Anne Neeley
Anne Neely: Looking Now
“A picture lives by companionship… It’s a risky act to send it out into the world.”
Mark Rothko in RED by John Logan
Not since Frederic Churches’ Twilight in the Wilderness, (1860) or Edvard Munch’s The Scream (1893) has the color red in a painting seemed so portentous, prescient. Churches’ mid-19th century masterpiece, based on an earlier trip to Maine, has been seen by historians as harbinger of catastrophic conflagration on the eve of Civil War, but also as elegy to the loss of American “wildness,” even then threatened by industrial development. And Munch’s intensely saturated red sky suggested to later scientists that his painting is an accurate portrayal of Scandinavian atmospheric effects after the 1883 explosion of the Krakatoa Volcano in the South Pacific that tinted skies a deep red for at least a decade afterwards.
For Neely, her orange-red upward release and seething surface in Evening View is both metaphorical and factual. It can be about the way paint looks and feels at a time when the act of painting cannot escape a damaged world under existential threat from climate change. Paintings that suggest firestorms and sun flares are only the outward associations we, the viewers, might bring to color and touch that, absent associations and current context, are beautifully rendered, dance-like in its rhythms and whipping energy. Neely and her unique painterly processes rehearse nature’s own: release and renewal; mother and destroyer of worlds. This is to say her personal, private points of view are manifested in a practice of pouring, splattering, pushing and pulling paint across flat surfaces until it says something to her. And then, doing it again, and yet again, to let layers of color seep into and under each other and to allow forms to build upon one another, organically, naturally. Dense and controlled, her paintings are tough, hard-won, difficult to fully apprehend. They are personal and local, but not private.
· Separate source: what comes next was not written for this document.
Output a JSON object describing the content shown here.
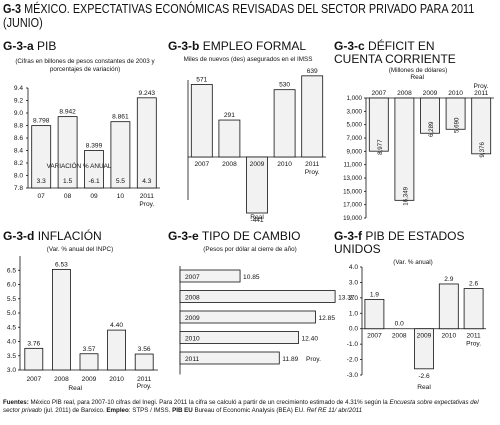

Neely is among those artists born during the middle decades of the 20th century, often derided and dismissed as “Boomers.” But, Neely is also among that generation of artists who emerged at the height of the Vietnam and Civil Rights eras amidst the rise of protest around women’s rights, and whose work often navigated between personal experience and collective, media-saturated memory. They include such different and differently focused and inspired artists as Elizabeth Murray, Ree Morton, Susan Rothenberg, Lynda Benglis, Celeste Roberge, Dozier Bell and Katherine Bradford, among others. Indeed, it is the women of this generation (many with Maine ties) whose work has become, well, generative for a whole new generation of artists working at the frayed edges of contemporary figuration and abstraction and whose work often references personal relationships to materials, media, the natural world, and domestic life. In the teeth of male dominated 1970s and 80s Minimalism and Pop, women artists, like Neely, looked to organic abstraction to describe and comment on issues from climate change to reproductive rights to feminist and racial diversity and equality. Most, like Neely and several of her own students (including Sarah Sze) and associates from Massachusetts and Maine continue to make art as if lives depend on it. For Neely, and those who care to look now and to think deeply, they do.
Neely recently observed, “I find purpose in the conversation I have with paint, and I try to find a balance between beauty and foreboding in my work.” Unless we look closely at this small painting where agitated brushstrokes and angry reds and oranges collide, we might not notice the thin, bottom edge is a burnt, charred wasteland, a low horizon of blackened, indeterminate remains of “an evening view,” our own twilight in the wilderness. Then, in another small panel, At the Edge, she gives us its watery reciprocal, a rising, roiling sea under a mist-laden, shroud-like and shredded curtain lifting over a distant, uncertain horizon. Unlike poetry or dance or theater, painting can let us see two things at once—at the edge where conversations about foreboding and healing grace can begin.